パナソニック宇都宮工場に潜入!『再生品』の現場を体感してきた
パナソニックが再生品を販売していることを、知っていますか? パナソニック宇都宮工場のリファービッシュ工程がリニューアルされ、メディアに公開されました。サーキュラーエコノミーの実現に向けた現場の取り組みや、地域とのつながりを体感できる一日となりました。

リファービッシュ(再生)で環境問題に取り組む
パナソニックが目指すのは、地球環境への負荷を最小限に抑えつつ、限りある資源を最大限に活かすものづくりで、その実現を支えるのが長期環境ビジョン「Panasonic GREEN IMPACT」。2020年に制定されたこの環境戦略は、2030年までに自社事業に伴うCO2排出量を実質ゼロに、2050年までに全世界のCO2排出総量の約1%に当たる年3億トン以上の削減貢献インパクトを創出することを目標としており、カーボンニュートラルとサーキュラーエコノミーを両輪として、環境問題の解決を目指しているそうです。
リファービッシュ事業もその一環です。
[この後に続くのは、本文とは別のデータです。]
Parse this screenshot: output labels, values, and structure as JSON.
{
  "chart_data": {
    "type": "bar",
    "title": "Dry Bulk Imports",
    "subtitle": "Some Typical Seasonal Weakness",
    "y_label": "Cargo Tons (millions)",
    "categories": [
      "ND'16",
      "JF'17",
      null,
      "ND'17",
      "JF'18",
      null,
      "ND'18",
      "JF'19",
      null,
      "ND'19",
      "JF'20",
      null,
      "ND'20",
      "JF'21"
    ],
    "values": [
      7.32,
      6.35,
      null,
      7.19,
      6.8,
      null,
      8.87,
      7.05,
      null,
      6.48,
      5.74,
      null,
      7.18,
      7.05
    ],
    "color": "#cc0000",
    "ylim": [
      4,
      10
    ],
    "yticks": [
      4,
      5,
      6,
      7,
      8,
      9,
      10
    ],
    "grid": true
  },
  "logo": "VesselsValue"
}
再生された製品には独自の品質基準が設けられ、最大1年間の保証をつけるなど、信頼性と安全性にも注力しているとのこと。例えば、2024年2月にはやや使用感のある「B」「C」ランクの商品の再生もスタートし、現在では13カテゴリーにまで拡大。再生品の利用者満足度は94%に達したそうです。
「使い続ける」ことの価値を高めるアフターサービス
「長く使ってもらうために、使い続けられる仕組みを整える」という想いから、全国に広がる100の拠点では、年間約160万件の修理・メンテナンスに対応。エアコンのクリーニングに続き、2024年9月から開始されたドラム式洗濯機のヒートポンプユニットのクリーニングサービスも全国展開される予定とのことです。
さらに、IoTやアプリとの連携により、ユーザーに対して最適なメンテナンス時期の通知や延長保証サービスも提供。製品の寿命を延ばすだけでなく、ユーザーの安心感や満足度にもつながるサポートも行っているそうです。

量産体制から多品種再生にシフト
再生対象は、洗濯機やテレビ、カメラなど多岐にわたり、再生工程は、外観検査からクリーニング、部品交換、動作検査などが効率的に行われていました。10年前の宇都宮工場は量産体制でしたが、現在は再生工程にシフトし、効率的な多品種再生を実現。再生工程は量産工場と比較してコンパクトで少人数体制とし、多くのカテゴリーを効率よく再生しているとのことでした。
工場見学は、木の香りから始まりました。工場の入り口や工程に地元産の杉を使い、従来のものづくり工場とは異なる清潔感や温かみを演出。地元木材(栃木県の杉)を活用しているそうです。
こちらは洗濯機の部品。洗濯機1台を分解し、多くの部品が再利用可能であることを示しています。「もったいない」の精神から再生事業をスタートしたとのこと。従来は洗濯機1台を丸ごとシュレッダーで粉砕していましたが、今後は使える部品のみを交換・クリーニングして再利用し、新製品同様の品質でお客様に届けることを目指しているそうです。
再生品のデータを設計部門にフィードバックし、次世代製品の改善に活か取り組みも行っているとのことでした。






従業員教育に使われる施設も公開されました。


利益はこれから? 再生ビジネスの難しさと可能性
リファービッシュの意義や取り組みのすばらしさを体感できましたが、この事業も現時点で課題がいくつかありそうです。ひとつは、認知度です。同社は「オンラインサイトでの販売認知度が約10%と低く、今後の認知拡大が必要です。認知拡大は今後の重要な課題となっています」。
関連して、重要な課題となるのが収益性です。実際の工場見学を通して感じたのは、再生作業が非常に丁寧である一方で、時間と手間を要するため、大量生産には向かず、スケールメリットを出すのが難しいという点でした。
この点について同社は、「収益性については現在スキーム構築中であり、再生コストや物流、拠点戦略などを含めて今後検討を進めていく段階です。将来的な拡大に向けて、コスト構造や物流体制の最適化も検討課題となっています」と説明しています。
現時点では、同工場が「環境に配慮する企業姿勢」を象徴的に示すPR拠点としての役割を果たしている印象を受けました。ひとつひとつ丁寧に再生される工程を見学することで、再生品への信頼感が高まるとともに、品質へのこだわりが伝わってきました。
今後、カーボンニュートラルやサーキュラーエコノミーの取り組みをビジネスとしてどのように成立させていくのかは、注目されるポイントとなりそうです。持続可能な社会に向けたこれらの挑戦が、今後も継続されることを期待したいところです。
6月17日からは一般見学も受付開始されるそうなので、ぜひ機会があれば工場見学に参加してみてください!